Which leads me to my final thought. When American leaders talk about "liberty" and "freedom," what do people around the world hear? To people educated in the Western tradition, it should be clear that "liberty" comes from the Latin, libertas, meaning an acquired state of independence that bears certain duties. "Freedom" comes from the German Freiheit and the Old English folcfre, meaning kinship within a community not ruled by outside power. Both linguistic traditions carry strong connotations of responsibility and capacity for self-government on both the individual and the community levels. Both are different from "libertinism," from the Latin libertinus, which refers to a person recently emancipated from bondage who cannot handle his newfound liberties.[6]

But to the majority of people around the globe, which of these meanings does America now project? Human beings everywhere are drawn to the freedoms enjoyed in this country. Yet they are also repulsed by what they perceive as our abuse of freedom. This is true of ordinary mortals, not just fanatics. When people, especially young people, in rapidly modernizing societies look at America through the lens of our no-holds-barred popular culture, what they see most glaringly is a passion for personal liberation from tradition, religion, family, and restraint of all kinds. They might be forgiven for missing the part about self-governance.

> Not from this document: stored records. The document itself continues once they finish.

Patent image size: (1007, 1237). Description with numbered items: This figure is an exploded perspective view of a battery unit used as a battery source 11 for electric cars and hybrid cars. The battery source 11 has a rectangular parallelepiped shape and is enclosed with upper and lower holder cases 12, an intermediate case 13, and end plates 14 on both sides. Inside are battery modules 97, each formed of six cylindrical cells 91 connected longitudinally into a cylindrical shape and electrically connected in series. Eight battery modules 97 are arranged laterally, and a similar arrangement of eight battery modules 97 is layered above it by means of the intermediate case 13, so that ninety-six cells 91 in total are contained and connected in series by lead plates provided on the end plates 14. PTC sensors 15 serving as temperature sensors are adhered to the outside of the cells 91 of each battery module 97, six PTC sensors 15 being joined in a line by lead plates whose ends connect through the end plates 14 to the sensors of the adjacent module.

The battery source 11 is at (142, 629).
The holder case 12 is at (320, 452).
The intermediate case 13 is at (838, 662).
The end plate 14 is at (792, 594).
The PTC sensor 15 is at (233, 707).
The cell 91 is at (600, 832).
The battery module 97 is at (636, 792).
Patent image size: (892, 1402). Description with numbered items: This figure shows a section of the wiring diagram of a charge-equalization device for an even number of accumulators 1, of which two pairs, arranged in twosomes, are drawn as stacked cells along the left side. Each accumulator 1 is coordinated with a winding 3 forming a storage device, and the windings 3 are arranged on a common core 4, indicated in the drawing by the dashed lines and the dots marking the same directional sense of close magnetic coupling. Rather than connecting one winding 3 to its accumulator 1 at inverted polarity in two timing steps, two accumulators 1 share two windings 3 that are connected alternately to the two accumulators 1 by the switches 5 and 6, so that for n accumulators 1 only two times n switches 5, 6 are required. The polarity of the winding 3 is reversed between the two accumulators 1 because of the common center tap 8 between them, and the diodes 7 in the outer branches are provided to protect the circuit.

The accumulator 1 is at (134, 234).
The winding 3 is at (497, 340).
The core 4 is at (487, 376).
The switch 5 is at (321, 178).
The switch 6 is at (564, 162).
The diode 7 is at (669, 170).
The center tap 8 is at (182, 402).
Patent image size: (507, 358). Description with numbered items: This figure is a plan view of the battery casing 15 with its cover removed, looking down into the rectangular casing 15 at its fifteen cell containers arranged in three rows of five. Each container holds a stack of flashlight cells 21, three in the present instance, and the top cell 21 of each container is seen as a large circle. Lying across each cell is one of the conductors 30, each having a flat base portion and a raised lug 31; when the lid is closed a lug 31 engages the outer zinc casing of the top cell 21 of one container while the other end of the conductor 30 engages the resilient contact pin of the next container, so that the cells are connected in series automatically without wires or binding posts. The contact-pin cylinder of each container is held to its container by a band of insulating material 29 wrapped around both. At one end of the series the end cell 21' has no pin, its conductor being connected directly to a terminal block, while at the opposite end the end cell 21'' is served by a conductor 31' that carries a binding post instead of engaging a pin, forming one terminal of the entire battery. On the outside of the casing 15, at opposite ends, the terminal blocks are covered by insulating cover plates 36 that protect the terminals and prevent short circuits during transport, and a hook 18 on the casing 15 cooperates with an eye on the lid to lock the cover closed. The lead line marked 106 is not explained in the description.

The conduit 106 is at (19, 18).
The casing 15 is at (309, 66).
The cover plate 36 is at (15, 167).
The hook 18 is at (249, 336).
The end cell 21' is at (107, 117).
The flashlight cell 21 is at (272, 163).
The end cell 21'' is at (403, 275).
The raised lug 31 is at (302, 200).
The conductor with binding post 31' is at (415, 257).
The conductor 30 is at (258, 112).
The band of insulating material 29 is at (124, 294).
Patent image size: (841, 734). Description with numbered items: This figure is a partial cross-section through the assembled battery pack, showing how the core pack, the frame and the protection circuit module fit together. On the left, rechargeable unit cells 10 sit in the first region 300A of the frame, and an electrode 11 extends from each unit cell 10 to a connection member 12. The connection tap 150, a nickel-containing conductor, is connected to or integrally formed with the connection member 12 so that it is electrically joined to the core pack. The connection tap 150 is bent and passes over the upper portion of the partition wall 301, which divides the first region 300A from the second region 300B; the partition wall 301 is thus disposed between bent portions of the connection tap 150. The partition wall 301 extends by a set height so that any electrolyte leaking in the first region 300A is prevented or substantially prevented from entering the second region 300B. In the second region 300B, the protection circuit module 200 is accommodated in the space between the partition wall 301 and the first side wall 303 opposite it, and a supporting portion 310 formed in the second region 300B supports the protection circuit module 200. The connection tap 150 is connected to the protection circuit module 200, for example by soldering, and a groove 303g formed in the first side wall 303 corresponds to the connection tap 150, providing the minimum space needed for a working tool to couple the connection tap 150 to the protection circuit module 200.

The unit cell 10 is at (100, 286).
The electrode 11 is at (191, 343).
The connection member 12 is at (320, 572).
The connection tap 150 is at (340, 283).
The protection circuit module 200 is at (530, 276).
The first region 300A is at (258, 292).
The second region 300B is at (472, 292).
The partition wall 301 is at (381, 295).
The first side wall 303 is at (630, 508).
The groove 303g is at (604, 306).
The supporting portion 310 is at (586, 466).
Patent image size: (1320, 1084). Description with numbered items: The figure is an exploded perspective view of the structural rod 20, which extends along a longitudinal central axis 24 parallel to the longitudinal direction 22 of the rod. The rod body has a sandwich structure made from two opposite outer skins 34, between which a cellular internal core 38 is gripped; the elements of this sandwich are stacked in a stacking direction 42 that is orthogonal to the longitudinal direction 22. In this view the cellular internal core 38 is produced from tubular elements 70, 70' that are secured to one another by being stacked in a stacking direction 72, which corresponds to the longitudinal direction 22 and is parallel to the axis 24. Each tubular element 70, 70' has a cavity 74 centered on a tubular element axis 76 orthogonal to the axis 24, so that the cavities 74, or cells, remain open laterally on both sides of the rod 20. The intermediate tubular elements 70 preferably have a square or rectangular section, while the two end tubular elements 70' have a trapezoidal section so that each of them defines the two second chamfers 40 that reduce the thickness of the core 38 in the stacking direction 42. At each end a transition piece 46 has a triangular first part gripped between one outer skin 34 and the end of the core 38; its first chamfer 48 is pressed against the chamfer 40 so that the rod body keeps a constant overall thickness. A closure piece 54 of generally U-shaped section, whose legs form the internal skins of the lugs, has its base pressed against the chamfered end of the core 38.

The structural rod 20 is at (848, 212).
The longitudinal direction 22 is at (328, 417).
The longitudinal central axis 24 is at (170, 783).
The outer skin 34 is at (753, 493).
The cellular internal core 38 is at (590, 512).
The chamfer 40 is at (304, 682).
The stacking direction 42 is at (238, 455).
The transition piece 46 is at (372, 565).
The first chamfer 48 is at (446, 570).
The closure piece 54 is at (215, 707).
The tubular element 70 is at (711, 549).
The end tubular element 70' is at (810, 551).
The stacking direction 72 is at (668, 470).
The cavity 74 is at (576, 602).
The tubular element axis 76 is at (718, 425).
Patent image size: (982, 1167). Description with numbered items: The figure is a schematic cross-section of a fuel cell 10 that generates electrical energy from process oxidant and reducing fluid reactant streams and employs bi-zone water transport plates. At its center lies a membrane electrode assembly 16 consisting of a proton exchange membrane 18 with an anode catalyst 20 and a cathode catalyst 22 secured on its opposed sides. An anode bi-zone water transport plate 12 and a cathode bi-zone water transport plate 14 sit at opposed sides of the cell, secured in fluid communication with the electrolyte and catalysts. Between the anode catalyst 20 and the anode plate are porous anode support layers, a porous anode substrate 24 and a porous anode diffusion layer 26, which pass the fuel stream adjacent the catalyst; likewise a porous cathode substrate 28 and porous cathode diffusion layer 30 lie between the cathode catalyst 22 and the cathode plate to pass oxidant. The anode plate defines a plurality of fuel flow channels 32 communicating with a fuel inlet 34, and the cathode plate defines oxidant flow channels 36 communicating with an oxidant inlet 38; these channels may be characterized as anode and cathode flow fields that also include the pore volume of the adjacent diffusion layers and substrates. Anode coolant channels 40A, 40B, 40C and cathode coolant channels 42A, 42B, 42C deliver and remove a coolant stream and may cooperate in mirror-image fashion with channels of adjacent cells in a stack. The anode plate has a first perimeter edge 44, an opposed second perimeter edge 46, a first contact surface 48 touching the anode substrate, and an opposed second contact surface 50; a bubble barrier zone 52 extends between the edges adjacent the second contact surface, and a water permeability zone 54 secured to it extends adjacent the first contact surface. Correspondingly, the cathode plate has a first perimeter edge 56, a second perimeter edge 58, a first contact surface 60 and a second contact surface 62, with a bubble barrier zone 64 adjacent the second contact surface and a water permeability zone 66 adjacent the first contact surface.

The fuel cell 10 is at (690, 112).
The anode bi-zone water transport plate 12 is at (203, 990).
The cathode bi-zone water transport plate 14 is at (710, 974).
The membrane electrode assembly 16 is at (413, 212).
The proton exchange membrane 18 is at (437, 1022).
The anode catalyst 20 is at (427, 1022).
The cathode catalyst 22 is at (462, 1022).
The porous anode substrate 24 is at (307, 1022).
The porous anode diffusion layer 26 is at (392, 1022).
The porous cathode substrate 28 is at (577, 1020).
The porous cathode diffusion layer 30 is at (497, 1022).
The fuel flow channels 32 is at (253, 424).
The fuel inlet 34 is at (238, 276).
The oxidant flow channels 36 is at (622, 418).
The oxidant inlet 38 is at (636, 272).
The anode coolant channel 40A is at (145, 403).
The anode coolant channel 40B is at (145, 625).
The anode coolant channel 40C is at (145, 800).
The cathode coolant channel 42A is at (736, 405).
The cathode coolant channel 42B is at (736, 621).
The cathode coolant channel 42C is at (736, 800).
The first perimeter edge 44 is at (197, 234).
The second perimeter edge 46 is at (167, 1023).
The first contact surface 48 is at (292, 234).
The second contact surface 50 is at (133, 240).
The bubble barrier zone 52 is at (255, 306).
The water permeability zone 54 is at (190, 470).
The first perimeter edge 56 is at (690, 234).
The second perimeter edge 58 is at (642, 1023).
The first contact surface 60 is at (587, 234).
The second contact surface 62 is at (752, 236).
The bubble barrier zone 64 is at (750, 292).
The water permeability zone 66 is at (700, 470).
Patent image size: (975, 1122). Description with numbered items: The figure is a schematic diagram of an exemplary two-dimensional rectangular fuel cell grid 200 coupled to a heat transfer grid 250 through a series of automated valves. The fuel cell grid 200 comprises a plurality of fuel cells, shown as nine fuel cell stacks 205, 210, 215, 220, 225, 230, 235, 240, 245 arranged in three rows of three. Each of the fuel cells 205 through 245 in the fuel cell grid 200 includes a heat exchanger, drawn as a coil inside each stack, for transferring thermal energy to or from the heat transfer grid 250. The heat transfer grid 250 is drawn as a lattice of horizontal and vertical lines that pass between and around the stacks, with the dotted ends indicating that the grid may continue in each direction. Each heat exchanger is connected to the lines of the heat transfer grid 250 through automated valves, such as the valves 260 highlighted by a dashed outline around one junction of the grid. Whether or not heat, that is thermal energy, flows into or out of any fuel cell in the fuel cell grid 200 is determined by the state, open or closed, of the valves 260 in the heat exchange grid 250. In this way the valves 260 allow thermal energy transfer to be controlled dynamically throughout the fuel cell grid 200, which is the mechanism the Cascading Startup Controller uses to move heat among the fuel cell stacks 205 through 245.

That is the problem we have, and that is the problem that a new, twenty-first-century cultural diplomacy must find ways to address.

Martha Bayles is currently on the faculty of the Honors Program at Boston College and a visiting fellow at the Aspen Institute Berlin.

Notes

1. Peter J. Katzenstein and Robert O. Keohane, eds., Anti-Americanisms in World Politics (Cornell University Press, 2007), p. 102.

2. How does the world see America?, The Anholt-GMI Nation Brands Index, Executive Summary, July 28, 2005.

3. Support for Tougher Indecency Measures, But Worries About Government Intrusiveness, Pew Research Center for The People & The Press (April 19, 2005), p. 2.

4. The story goes that Havel was talked out of the appointment by then-Secretary of State James Baker, whose wife Susan had been one of the "Washington wives" ridiculed by Zappa at the Senate hearings on rock lyrics instigated by Tipper Gore. Havel did make Zappa an unofficial cultural attaché, but soon afterward the singer succumbed to prostate cancer.

5. Changing Minds, Winning Peace, report of the US House of Representatives Advisory Group on Public Diplomacy for the Arab and Muslim World (2003), p. 21.

6. See David Hackett Fischer, Liberty and Freedom (Oxford, 2005), Introduction.